One of largest known T. rex skeletons up for auction at Christie’s

The dinosaur known as “STAN,”, approximately 67 million years old, was discovered in 1987 in South Dakota by amateur paleontologist Stan Sacrison.

“He showed it to scientists at the time who unfortunately misidentified it as a triceratops,” James Hyslop, Christie’s head of Science and Natural History, told Reuters.

Triceratops remains are relatively common in the paleontological world, so the bones failed to garner much interest until Sacrison took them to the Black Hills Institute in South Dakota in 1992.

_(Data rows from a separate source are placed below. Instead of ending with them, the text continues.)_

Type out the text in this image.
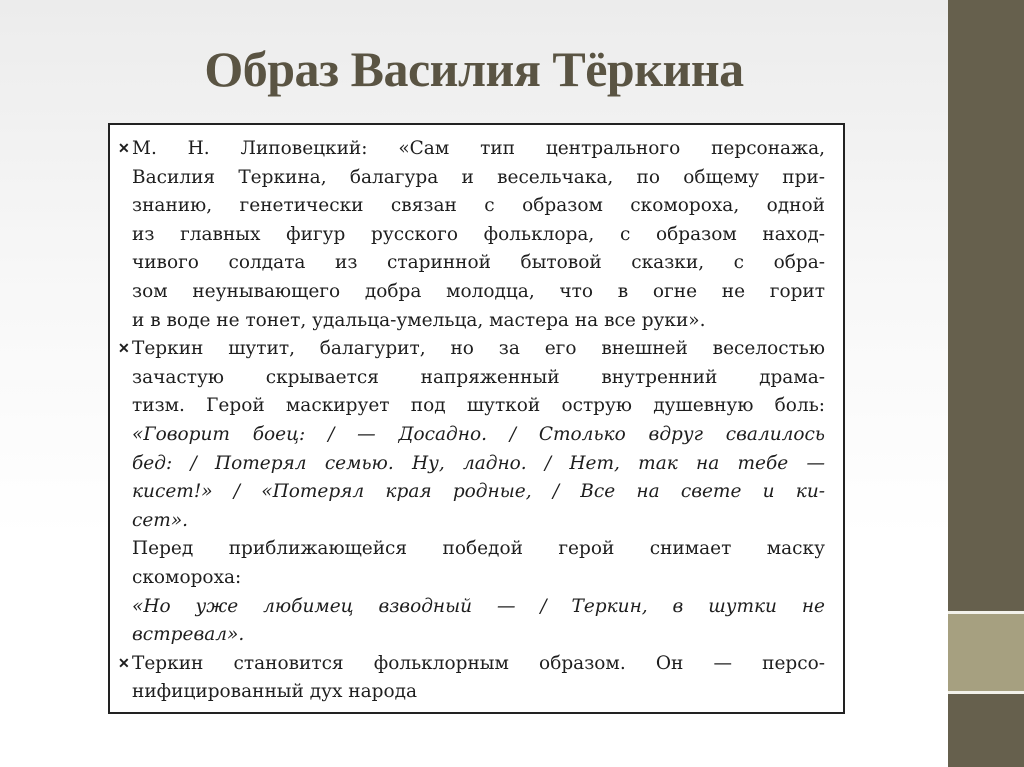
Образ Василия Тёркина
✕ М. Н. Липовецкий: «Сам тип центрального персонажа,
Василия Теркина, балагура и весельчака, по общему при-
знанию, генетически связан с образом скомороха, одной
из главных фигур русского фольклора, с образом наход-
чивого солдата из старинной бытовой сказки, с обра-
зом неунывающего добра молодца, что в огне не горит
и в воде не тонет, удальца-умельца, мастера на все руки».
✕ Теркин шутит, балагурит, но за его внешней веселостью
зачастую скрывается напряженный внутренний драма-
тизм. Герой маскирует под шуткой острую душевную боль:
«Говорит боец: / — Досадно. / Столько вдруг свалилось
бед: / Потерял семью. Ну, ладно. / Нет, так на тебе —
кисет!» / «Потерял края родные, / Все на свете и ки-
сет».
Перед приближающейся победой герой снимает маску
скомороха:
«Но уже любимец взводный — / Теркин, в шутки не
встревал».
✕ Теркин становится фольклорным образом. Он — персо-
нифицированный дух народа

Researchers there “realized pretty quickly that they had something special in their hands,” said Hyslop. They recategorized STAN as a T. rex and mounted a new search to uncover the rest of the bones. They recovered 188 out of an estimated 300 total for any T. rex, Hyslop said.
Most T. rex skeletons are held by museums and private institutions. The auction is an opportunity for a private collector or institution to acquire the bones, Christie’s said.

STAN is 40 feet long and 13 feet high, Christie’s said. He is also notable for two fused vertebrae scientists have identified in his neck, suggesting the dinosaur broke his neck and survived during his lifetime. “The clue is in the name, the Tyrannosaurus rex,” Hyslop said. “He is the tyrant lizard king.”